Batch effects refer to differences between data sets generated at different times or in different laboratories. These often occur due to uncontrolled variability in experimental factors, e.g., reagent quality, operator skill, atmospheric ozone levels. The presence of batch effects can interfere with downstream analyses if they are not explicitly modelled. For example, differential expression analyses typically use a blocking factor to absorb any batch-to-batch differences.
For single-cell RNA sequencing (scRNA-seq) data analyses, explicit
modelling of the batch effect is less relevant. Manny common downstream
procedures for exploratory data analysis are not model-based, including
clustering and visualization. It is more generally useful to have
methods that can remove batch effects to create an corrected expression
matrix for further analysis. This follows the same strategy as, e.g.,
the removeBatchEffect()
function in the limma
package (Ritchie et al. 2015).
Batch correction methods designed for bulk genomics data usually require knowledge of the other factors of variation. This is usually not known in scRNA-seq experiments where the aim is to explore unknown heterogeneity in cell populations. The batchelor package implements batch correction methods that do not rely on a priori knowledge about the population structure.

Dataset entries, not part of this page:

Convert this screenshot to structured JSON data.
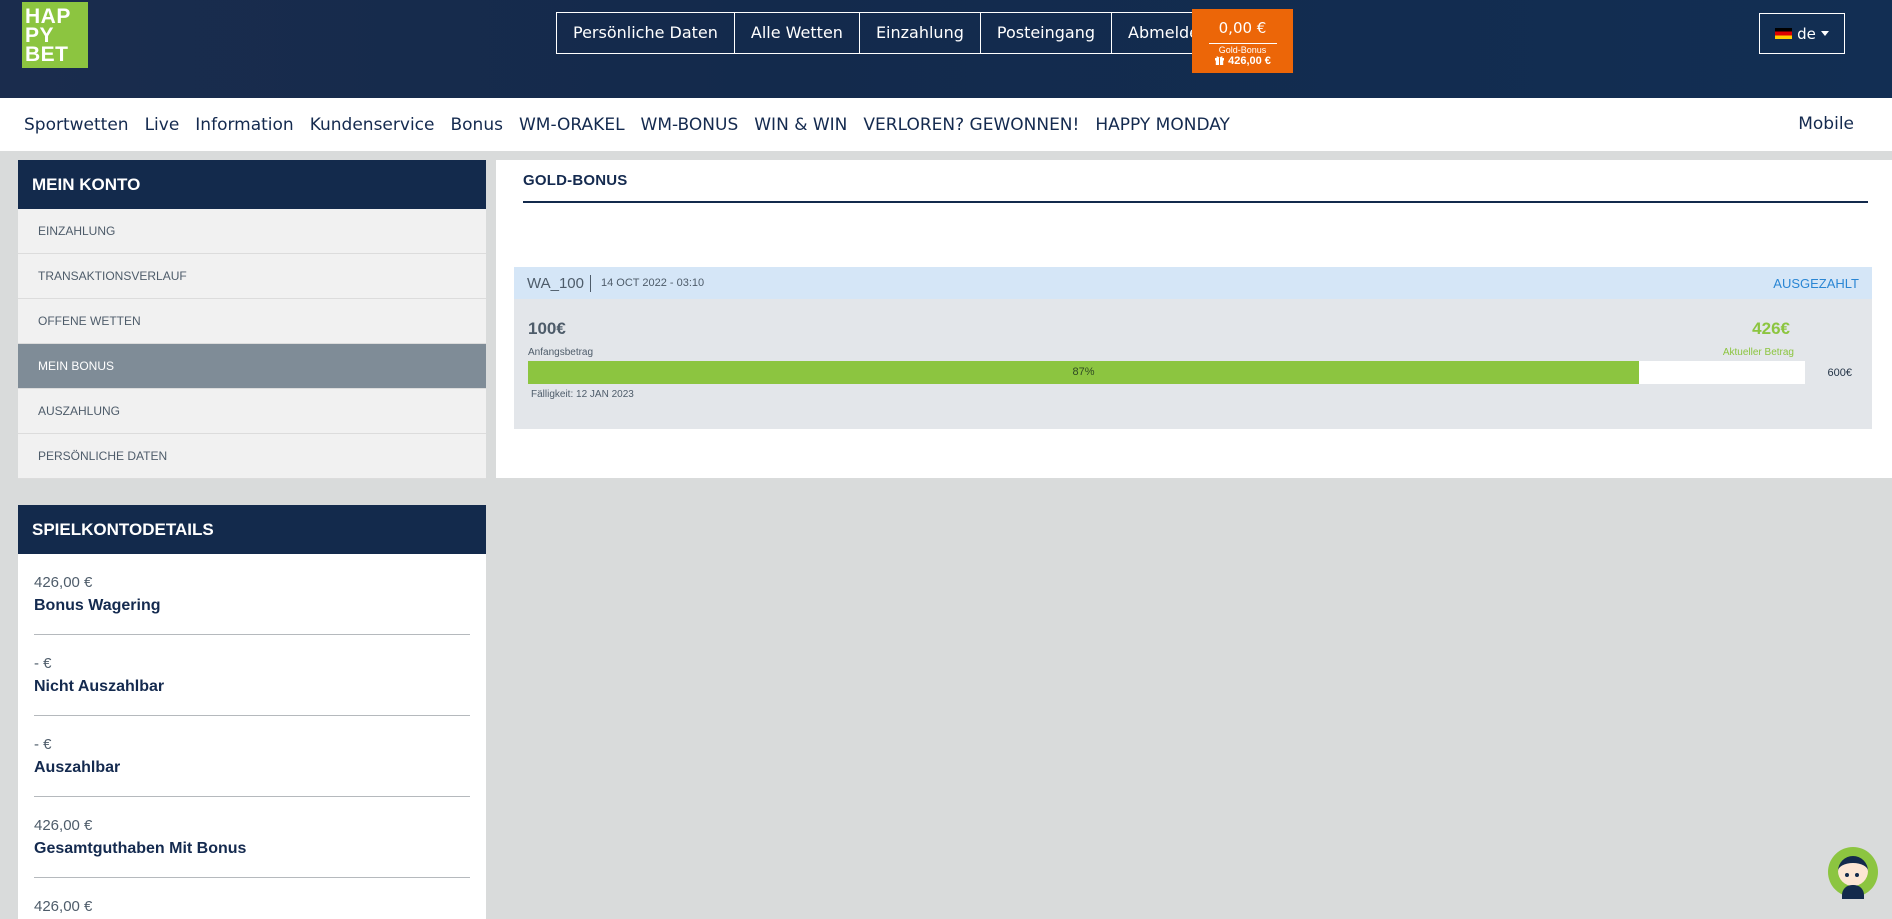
{
  "header": {
    "logo_lines": [
      "HAP",
      "PY",
      "BET"
    ],
    "top_nav": [
      "Persönliche Daten",
      "Alle Wetten",
      "Einzahlung",
      "Posteingang",
      "Abmelden"
    ],
    "balance": {
      "amount": "0,00 €",
      "gold_bonus_label": "Gold-Bonus",
      "gold_bonus_value": "426,00 €"
    },
    "language": {
      "code": "de",
      "flag": "germany-flag-icon"
    }
  },
  "main_nav": {
    "items": [
      "Sportwetten",
      "Live",
      "Information",
      "Kundenservice",
      "Bonus",
      "WM-ORAKEL",
      "WM-BONUS",
      "WIN & WIN",
      "VERLOREN? GEWONNEN!",
      "HAPPY MONDAY"
    ],
    "mobile": "Mobile"
  },
  "sidebar": {
    "title": "MEIN KONTO",
    "items": [
      "EINZAHLUNG",
      "TRANSAKTIONSVERLAUF",
      "OFFENE WETTEN",
      "MEIN BONUS",
      "AUSZAHLUNG",
      "PERSÖNLICHE DATEN"
    ],
    "active_index": 3
  },
  "account_details": {
    "title": "SPIELKONTODETAILS",
    "rows": [
      {
        "value": "426,00 €",
        "label": "Bonus Wagering"
      },
      {
        "value": "- €",
        "label": "Nicht Auszahlbar"
      },
      {
        "value": "- €",
        "label": "Auszahlbar"
      },
      {
        "value": "426,00 €",
        "label": "Gesamtguthaben Mit Bonus"
      },
      {
        "value": "426,00 €",
        "label": ""
      }
    ]
  },
  "content": {
    "title": "GOLD-BONUS",
    "bonus": {
      "code": "WA_100",
      "date": "14 OCT 2022 - 03:10",
      "status": "AUSGEZAHLT",
      "start_amount": "100€",
      "start_label": "Anfangsbetrag",
      "current_amount": "426€",
      "current_label": "Aktueller Betrag",
      "progress_label": "87%",
      "progress_fraction": 0.87,
      "max_amount": "600€",
      "due_date": "Fälligkeit: 12 JAN 2023"
    }
  },
  "colors": {
    "brand_green": "#8cc540",
    "navy": "#132a4c",
    "orange": "#ec6608",
    "link_blue": "#2a86d4"
  }
}
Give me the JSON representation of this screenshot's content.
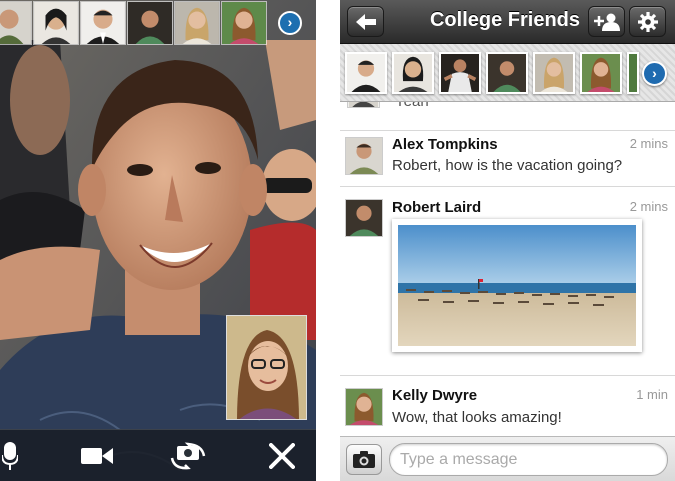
{
  "call": {
    "participants_strip": [
      "participant-1",
      "participant-2",
      "participant-3",
      "participant-4",
      "participant-5",
      "participant-6"
    ],
    "toolbar": {
      "mic_icon": "microphone-icon",
      "video_icon": "video-camera-icon",
      "flip_icon": "switch-camera-icon",
      "end_icon": "close-icon"
    }
  },
  "chat": {
    "title": "College Friends",
    "nav": {
      "back_icon": "back-arrow-icon",
      "add_icon": "add-person-icon",
      "settings_icon": "gear-icon"
    },
    "members_count_visible": 7,
    "partial_text": "Yeah",
    "messages": [
      {
        "name": "Alex Tompkins",
        "time": "2 mins",
        "text": "Robert, how is the vacation going?"
      },
      {
        "name": "Robert Laird",
        "time": "2 mins",
        "text": ""
      },
      {
        "name": "Kelly Dwyre",
        "time": "1 min",
        "text": "Wow, that looks amazing!"
      }
    ],
    "composer": {
      "placeholder": "Type a message",
      "camera_icon": "camera-icon"
    }
  },
  "colors": {
    "nav_dark": "#2a2a2a",
    "accent_blue": "#1f6bb0",
    "sea_blue": "#3f84b8",
    "sand": "#d8c9ad"
  }
}
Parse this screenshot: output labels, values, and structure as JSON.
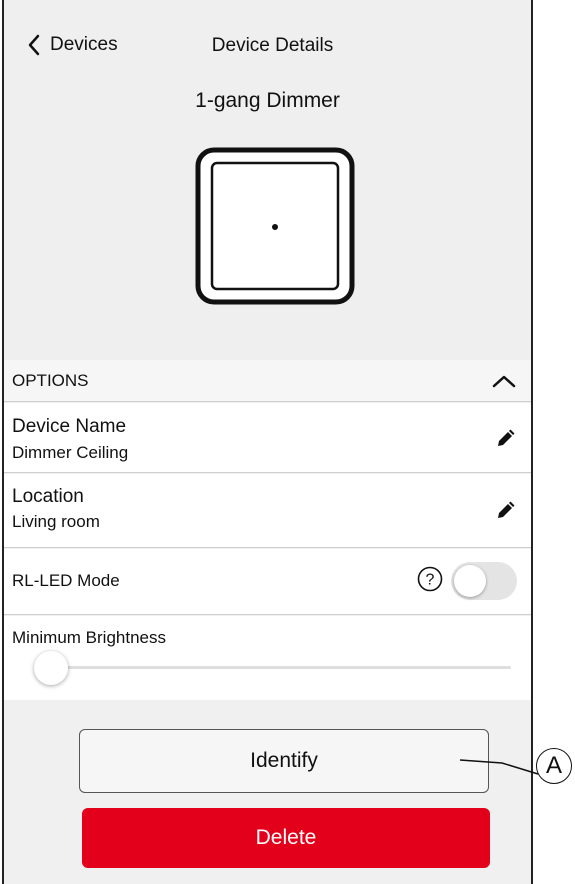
{
  "header": {
    "back_label": "Devices",
    "title": "Device Details",
    "device_type": "1-gang Dimmer"
  },
  "options": {
    "label": "OPTIONS",
    "device_name": {
      "title": "Device Name",
      "value": "Dimmer Ceiling"
    },
    "location": {
      "title": "Location",
      "value": "Living room"
    },
    "rl_led_mode": {
      "title": "RL-LED Mode",
      "enabled": false
    },
    "minimum_brightness": {
      "title": "Minimum Brightness",
      "value": 0
    }
  },
  "actions": {
    "identify_label": "Identify",
    "delete_label": "Delete"
  },
  "callout": {
    "label": "A"
  },
  "colors": {
    "delete": "#e2001a",
    "background": "#efefef"
  },
  "icons": [
    "chevron-left-icon",
    "device-dimmer-icon",
    "chevron-up-icon",
    "pencil-icon",
    "help-icon"
  ]
}
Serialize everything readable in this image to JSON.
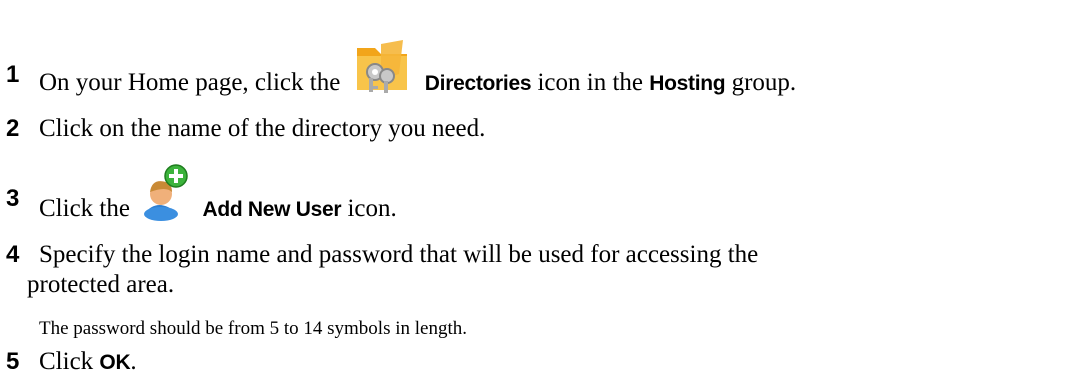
{
  "steps": [
    {
      "number": "1",
      "before": "On your Home page, click the",
      "ui1": "Directories",
      "middle": "icon in the",
      "ui2": "Hosting",
      "after": "group.",
      "icon": "directories-folder-key-icon"
    },
    {
      "number": "2",
      "text": "Click on the name of the directory you need."
    },
    {
      "number": "3",
      "before": "Click the",
      "ui1": "Add New User",
      "after": "icon.",
      "icon": "add-new-user-icon"
    },
    {
      "number": "4",
      "line1": "Specify the login name and password that will be used for accessing the",
      "line2": "protected area.",
      "note": "The password should be from 5 to 14 symbols in length."
    },
    {
      "number": "5",
      "before": "Click",
      "ui1": "OK",
      "after": "."
    }
  ]
}
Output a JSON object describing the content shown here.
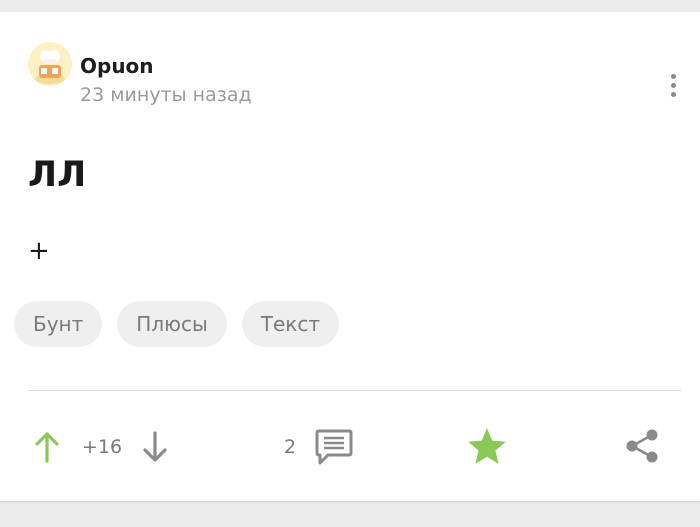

To demonstrate, we will use two brain data sets (Tasic et al. 2016; Zeisel et al. 2015) from the scRNAseq package. A more thorough explanation of each of these steps is available in the book.
## class: SingleCellExperiment
## dim: 20006 3005
## metadata(0):
## assays(1): counts
## rownames(20006): Tspan12 Tshz1 ... mt-Rnr1 mt-Nd4l
## rowData names(1): featureType
## colnames(3005): 1772071015_C02 1772071017_G12 ... 1772066098_A12
## 1772058148_F03
## colData names(9): tissue group # ... level1class level2class
## reducedDimNames(0):
## mainExpName: gene
## altExpNames(2): repeat ERCC
## class: SingleCellExperiment
## dim: 24058 1809
## metadata(0):
## assays(1): counts
## rownames(24058): 0610005C13Rik 0610007C21Rik ... mt_X57780 tdTomato
## rowData names(0):
## colnames(1809): Calb2_tdTpositive_cell_1 Calb2_tdTpositive_cell_2 ...
## Rbp4_CTX_250ng_2 Trib2_CTX_250ng_1
## colData names(12): mouse_line cre_driver_1 ... secondary_type
## aibs_vignette_id
## reducedDimNames(0):
## mainExpName: NULL
## altExpNames(1): ERCC
We apply some quick-and-dirty quality control to both datasets, using the outlier detection strategy from the scuttle package.
library(scuttle)
sce1 <- addPerCellQC(sce1, subsets=list(Mito=grep("mt-", rownames(sce1))))
qc1 <- quickPerCellQC(colData(sce1), sub.fields="subsets_Mito_percent")
sce1 <- sce1[,!qc1$discard]
sce2 <- addPerCellQC(sce2, subsets=list(Mito=grep("mt_", rownames(sce2))))
qc2 <- quickPerCellQC(colData(sce2), sub.fields="subsets_Mito_percent")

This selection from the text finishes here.